Author: Hilde Raastad
There seem to be a lot of cracks right now. Life, for many of us, is not as it should be. There is unbelievable violence. There is grief. Anger. Loss of hope. Some of us might cope with these cracks better than others, but few of us are, I guess, totally free of anxiety, regret, despair, fury, loneliness or whatever else is creating our cracks. It is easy to make a list of all our brokenness and describe the cracks around us and in us that we sometimes hide, want to run away from, or just cannot cope with. It is easy to dwell on them, as well, because they so easily consume our thoughts. I, for one, spin around in my worry for the future, the uncertainty of life and everything that right now seems too complicated to handle. Life is never predictable, but during these times, the uncertainty of life is glaring at us. And our thoughts spin. Over and over again they spin, and sometimes they simply wear us out.
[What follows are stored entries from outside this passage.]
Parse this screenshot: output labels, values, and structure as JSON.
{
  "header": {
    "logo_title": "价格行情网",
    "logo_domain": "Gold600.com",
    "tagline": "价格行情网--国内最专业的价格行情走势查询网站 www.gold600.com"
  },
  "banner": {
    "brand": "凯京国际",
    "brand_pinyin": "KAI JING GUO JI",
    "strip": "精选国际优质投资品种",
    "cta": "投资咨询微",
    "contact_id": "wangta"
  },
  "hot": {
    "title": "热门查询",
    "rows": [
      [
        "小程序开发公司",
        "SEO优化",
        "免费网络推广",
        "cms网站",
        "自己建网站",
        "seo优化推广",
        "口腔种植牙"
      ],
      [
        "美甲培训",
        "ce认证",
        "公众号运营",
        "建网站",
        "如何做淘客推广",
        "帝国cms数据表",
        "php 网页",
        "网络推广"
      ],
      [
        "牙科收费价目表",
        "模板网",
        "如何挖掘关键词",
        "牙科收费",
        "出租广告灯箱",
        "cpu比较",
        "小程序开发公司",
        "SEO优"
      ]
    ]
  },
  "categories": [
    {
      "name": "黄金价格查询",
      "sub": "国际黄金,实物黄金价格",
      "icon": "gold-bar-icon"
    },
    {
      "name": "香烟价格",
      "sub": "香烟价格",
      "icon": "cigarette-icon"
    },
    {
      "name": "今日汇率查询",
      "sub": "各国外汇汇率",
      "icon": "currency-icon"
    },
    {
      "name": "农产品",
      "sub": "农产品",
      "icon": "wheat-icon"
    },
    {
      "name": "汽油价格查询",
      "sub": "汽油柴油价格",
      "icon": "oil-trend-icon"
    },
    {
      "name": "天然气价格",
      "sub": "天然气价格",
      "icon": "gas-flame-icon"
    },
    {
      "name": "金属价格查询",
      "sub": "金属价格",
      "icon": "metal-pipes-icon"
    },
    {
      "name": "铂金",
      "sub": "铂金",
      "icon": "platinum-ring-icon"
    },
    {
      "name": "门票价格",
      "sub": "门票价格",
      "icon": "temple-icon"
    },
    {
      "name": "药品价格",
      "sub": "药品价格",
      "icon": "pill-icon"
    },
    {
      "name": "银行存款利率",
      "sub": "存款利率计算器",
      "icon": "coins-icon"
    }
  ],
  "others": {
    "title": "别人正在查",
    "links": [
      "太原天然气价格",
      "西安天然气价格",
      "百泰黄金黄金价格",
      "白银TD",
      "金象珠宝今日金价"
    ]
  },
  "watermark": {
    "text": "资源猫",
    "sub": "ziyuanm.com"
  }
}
In a Norwegian hymn (Laer meg aa kjenne dine veie), there are two lines that often come to me when I am at the brink of total exhaustion, a victim of spinning thoughts and widening cracks. In English, they go something like this: “When I have worried myself to death with my own thoughts,
Then tell me what your thoughts are, God!”
When we are at the edge of giving up – because of exhaustion, overwhelming injustice, or the unrelenting pain the cracks and their brokenness cause, when we have thought and prayed and fought to find our way forward, and we just want to give up, we are told to lay our burden down and listen to God. And even more, we are told that we can take all our spinning brokenness and pile it into God’s hands and let God cope with the brokenness. It might sound easy. It is not. It might sound like the ultimate release. It is.
“Come to me,” Christ says to us. “All of you who struggle and carry heavy burdens, and I will give you rest.”
Sometimes, we need that rest. To heal. To just be. To maybe regain some strength, if possible. We will probably still grieve and be angry; we may be overwhelmed with anxiety and pain. But maybe, just maybe, by letting our spinning thoughts and our brokenness spill down into God’s hands, we might, once again, be able to love fiercely, to take up again the fight against injustice, dance without restraint and regain our ability to have a dream. God’s love is wide enough and strong enough to get us on our feet again if we only find the courage to let God in.
“There is a crack in everything,” sang Leonard Cohen. “That’s how the light gets in.” There are small cracks and large cracks in most of us: vulnerabilities, broken dreams, hopes that are lost and love that seems impossible. “There is a crack in everything,” I believe that God says to us. “That is where my love comes in. Through your cracks, that is how I come in.”